Let $x \in \mathbb{R}^p$ denote a $p$ dimensional data point (a vector). I have two sets $A = \{x_1, .., x_n\}$ and $B = \{x_{n+1}, .., x_{n+m}\}$. So $|A| = n$, and $|B| = m$. Given $k \in \mathbb{N^*}$, let $d_x^{(A, k)}$ denote the mean Euclidean distance from $x$ to its $k$ nearest points in $A$; and $d_x^{(B, k)}$ denote the mean Euclidean distance from $x$ to its $k$ nearest points in $B$.

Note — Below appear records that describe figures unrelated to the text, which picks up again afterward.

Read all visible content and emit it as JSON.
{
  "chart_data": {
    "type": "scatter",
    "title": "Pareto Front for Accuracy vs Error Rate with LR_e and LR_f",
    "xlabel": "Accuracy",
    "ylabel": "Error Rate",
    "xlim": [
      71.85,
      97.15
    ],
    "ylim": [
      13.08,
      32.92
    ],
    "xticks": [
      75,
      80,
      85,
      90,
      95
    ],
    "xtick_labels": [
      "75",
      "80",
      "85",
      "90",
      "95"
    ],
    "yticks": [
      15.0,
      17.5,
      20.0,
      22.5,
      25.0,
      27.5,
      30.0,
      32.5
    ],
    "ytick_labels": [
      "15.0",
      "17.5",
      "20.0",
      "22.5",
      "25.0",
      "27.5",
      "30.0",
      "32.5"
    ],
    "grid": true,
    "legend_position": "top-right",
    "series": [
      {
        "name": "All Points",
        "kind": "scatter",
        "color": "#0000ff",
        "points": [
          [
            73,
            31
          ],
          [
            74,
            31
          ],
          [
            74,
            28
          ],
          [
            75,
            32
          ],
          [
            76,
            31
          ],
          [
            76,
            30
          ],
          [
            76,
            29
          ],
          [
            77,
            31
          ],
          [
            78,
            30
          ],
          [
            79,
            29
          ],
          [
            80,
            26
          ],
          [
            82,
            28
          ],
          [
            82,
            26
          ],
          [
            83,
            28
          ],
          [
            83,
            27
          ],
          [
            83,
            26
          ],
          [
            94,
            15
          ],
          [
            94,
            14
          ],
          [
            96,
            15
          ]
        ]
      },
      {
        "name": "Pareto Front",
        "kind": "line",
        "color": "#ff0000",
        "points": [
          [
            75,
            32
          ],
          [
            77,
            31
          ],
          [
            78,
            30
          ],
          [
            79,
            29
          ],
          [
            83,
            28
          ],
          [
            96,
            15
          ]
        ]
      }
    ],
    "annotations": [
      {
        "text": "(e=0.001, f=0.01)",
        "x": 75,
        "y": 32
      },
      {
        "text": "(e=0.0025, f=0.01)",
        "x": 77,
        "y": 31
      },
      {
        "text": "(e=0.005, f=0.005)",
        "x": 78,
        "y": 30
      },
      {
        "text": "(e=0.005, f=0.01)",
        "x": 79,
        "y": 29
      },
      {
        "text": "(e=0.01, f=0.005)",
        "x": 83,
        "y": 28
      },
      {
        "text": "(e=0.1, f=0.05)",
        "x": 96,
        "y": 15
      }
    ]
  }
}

I have the following algorithm:
- $A' = \{ x_i \in A \mid d_{x_i}^{A, k)} > d_{x_i}^{(B, k)} \}$ ... (1)
- $B' = \{ x_i \in B \mid d_{x_i}^{A, k)} < d_{x_i}^{(B, k)}$ ... (2)
- A = $\{ x_i \in A \mid x_i \not\in A' \} \cup B'$ ... (3)
- B = $\{ x_i \in B \mid x_i \not\in B' \} \cup A'$ ... (4)
- Repeat (1), (2), (3) and (4) until: (no element moves from $A$ to $B$ or from $B$ to $A$, that is A' and B' become empty) or (|A| $\leq$ or |B| $\leq$ 1)
Do this algorithm terminates, and if it so, is it possible to easily prove it ?
Note: the $k$ nearest points to $x$ in a set $S$, means: the $k$ points (others than $x$) in $S$, having the smallest Euclidean distance to $x$.
Take $p=1$ and $k=1$. Consider $A=\{0,3\}$ and $B=\{2,5\}$.
$d_5^A=2$ and $d_5^B=3$
So $A'=A$ and $B'=B$, so $A$ becomes $B$ and $B$ becomes $A$, and the algorithm never stops.